On May 8, 1980, the 33rd World Health Assembly, the World Health Organization (WHO) officials declared smallpox eradicated (WHA33.3) with the statement ‘the world and all its peoples have won freedom from smallpox“…”Such an achievement is unprecedented in the history of public health.” [1, 3, 4]
The Global Commission for the Certification of Smallpox Eradication, which began in May 1978 and was led by Australia’s Frank Fenner, submitted their final report in December 1979. The report contained two conclusions: “that smallpox eradication has been achieved throughout the world; and, second, that there is no evidence that smallpox will return as an endemic disease”. [5]
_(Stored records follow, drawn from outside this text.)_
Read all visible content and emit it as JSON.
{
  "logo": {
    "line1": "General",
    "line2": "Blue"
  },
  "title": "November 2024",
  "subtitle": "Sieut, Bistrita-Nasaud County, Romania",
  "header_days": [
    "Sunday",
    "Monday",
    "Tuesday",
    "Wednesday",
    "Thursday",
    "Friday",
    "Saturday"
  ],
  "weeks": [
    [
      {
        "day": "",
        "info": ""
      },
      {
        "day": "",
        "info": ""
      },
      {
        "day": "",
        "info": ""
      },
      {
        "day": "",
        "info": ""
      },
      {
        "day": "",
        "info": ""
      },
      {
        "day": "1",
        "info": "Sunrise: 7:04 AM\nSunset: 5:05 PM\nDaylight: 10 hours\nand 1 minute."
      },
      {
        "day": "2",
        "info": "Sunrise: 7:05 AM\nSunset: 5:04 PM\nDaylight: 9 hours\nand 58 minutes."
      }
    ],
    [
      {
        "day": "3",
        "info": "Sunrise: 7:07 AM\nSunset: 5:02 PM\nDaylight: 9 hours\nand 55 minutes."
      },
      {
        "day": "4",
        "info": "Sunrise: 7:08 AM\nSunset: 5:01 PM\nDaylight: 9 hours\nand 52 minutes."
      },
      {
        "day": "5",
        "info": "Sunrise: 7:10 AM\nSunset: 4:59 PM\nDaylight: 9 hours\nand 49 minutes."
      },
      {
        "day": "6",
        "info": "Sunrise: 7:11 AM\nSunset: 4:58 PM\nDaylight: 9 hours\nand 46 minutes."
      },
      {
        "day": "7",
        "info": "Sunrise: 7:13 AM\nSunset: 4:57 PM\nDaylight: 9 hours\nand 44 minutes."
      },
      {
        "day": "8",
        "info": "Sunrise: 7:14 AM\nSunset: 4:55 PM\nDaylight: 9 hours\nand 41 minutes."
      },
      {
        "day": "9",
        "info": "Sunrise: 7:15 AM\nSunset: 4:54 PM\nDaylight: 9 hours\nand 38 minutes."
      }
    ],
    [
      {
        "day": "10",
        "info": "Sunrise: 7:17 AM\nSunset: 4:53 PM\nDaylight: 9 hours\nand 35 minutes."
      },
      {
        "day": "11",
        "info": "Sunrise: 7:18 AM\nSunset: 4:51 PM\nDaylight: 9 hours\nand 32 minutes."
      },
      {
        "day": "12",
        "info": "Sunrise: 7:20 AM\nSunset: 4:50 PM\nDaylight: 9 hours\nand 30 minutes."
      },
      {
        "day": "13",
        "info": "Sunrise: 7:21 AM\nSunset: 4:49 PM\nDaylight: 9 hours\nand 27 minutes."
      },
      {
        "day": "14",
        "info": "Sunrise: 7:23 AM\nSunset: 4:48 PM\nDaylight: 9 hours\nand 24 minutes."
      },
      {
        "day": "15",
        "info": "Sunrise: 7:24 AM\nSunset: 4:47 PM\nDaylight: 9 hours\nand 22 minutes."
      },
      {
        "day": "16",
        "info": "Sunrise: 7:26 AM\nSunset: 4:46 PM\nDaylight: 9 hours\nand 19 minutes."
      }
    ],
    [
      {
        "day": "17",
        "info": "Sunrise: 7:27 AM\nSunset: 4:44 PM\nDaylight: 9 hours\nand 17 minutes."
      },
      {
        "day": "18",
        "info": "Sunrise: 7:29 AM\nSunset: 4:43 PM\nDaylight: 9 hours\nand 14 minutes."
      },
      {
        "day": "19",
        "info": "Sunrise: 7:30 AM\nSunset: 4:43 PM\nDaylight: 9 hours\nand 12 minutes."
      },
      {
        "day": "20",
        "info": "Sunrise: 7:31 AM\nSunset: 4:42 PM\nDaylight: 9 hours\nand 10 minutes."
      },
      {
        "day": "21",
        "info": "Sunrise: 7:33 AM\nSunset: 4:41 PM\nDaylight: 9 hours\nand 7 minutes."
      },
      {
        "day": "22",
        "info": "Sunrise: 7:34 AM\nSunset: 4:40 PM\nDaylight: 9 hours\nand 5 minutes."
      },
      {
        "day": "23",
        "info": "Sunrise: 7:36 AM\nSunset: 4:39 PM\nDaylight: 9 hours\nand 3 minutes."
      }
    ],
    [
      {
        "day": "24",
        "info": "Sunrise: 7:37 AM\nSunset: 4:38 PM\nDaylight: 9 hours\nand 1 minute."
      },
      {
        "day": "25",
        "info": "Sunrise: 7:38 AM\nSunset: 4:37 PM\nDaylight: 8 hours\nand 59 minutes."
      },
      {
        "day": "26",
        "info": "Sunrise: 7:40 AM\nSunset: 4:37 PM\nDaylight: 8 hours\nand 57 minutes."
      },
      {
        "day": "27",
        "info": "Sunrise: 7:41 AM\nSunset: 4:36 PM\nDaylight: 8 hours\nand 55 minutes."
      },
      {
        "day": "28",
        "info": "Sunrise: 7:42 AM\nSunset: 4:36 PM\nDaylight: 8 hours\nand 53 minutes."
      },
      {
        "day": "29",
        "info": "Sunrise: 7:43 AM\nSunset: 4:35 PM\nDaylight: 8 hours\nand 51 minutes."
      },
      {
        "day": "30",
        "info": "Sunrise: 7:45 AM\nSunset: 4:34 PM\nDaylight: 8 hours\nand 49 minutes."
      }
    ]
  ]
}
The acceptance, as public health policy, of a planned programme designed to eradicate a disease over a large geographical area was a new development. The global programme on smallpox eradication was initiated by the WHO in 1958 (WHA11.54). In 1966, the 19th WHA requested that the director general of WHO launch a global programme to eradicate smallpox, from 1967 the international cooperation “intensified”. [5, 6, 7]
Dryvax, a smallpox vaccine, originally licensed in 1944 to Wyeth Laboratories, Inc. was used in mass vaccination campaigns. [2]
“Before 1967, the smallpox eradication strategy relied on mass vaccination. However, this strategy was ineffective in densely populated regions” so quarantine of the infected was used, and was effective as “most frequent mode of transmission was person-to-person, spread through direct deposit of infective droplets…” In the end, only those close contact of smallpox case were vaccinated.
Cowpox (vaccina vaccine) inoculation coined the term “vaccination” which began 1798. Historical records has revealed that for over 150 years mass vaccination campaigns failed to control smallpox, but seemed to prolong it’s incidence, sanitation and quarantine measures done more for reducing smallpox incidence.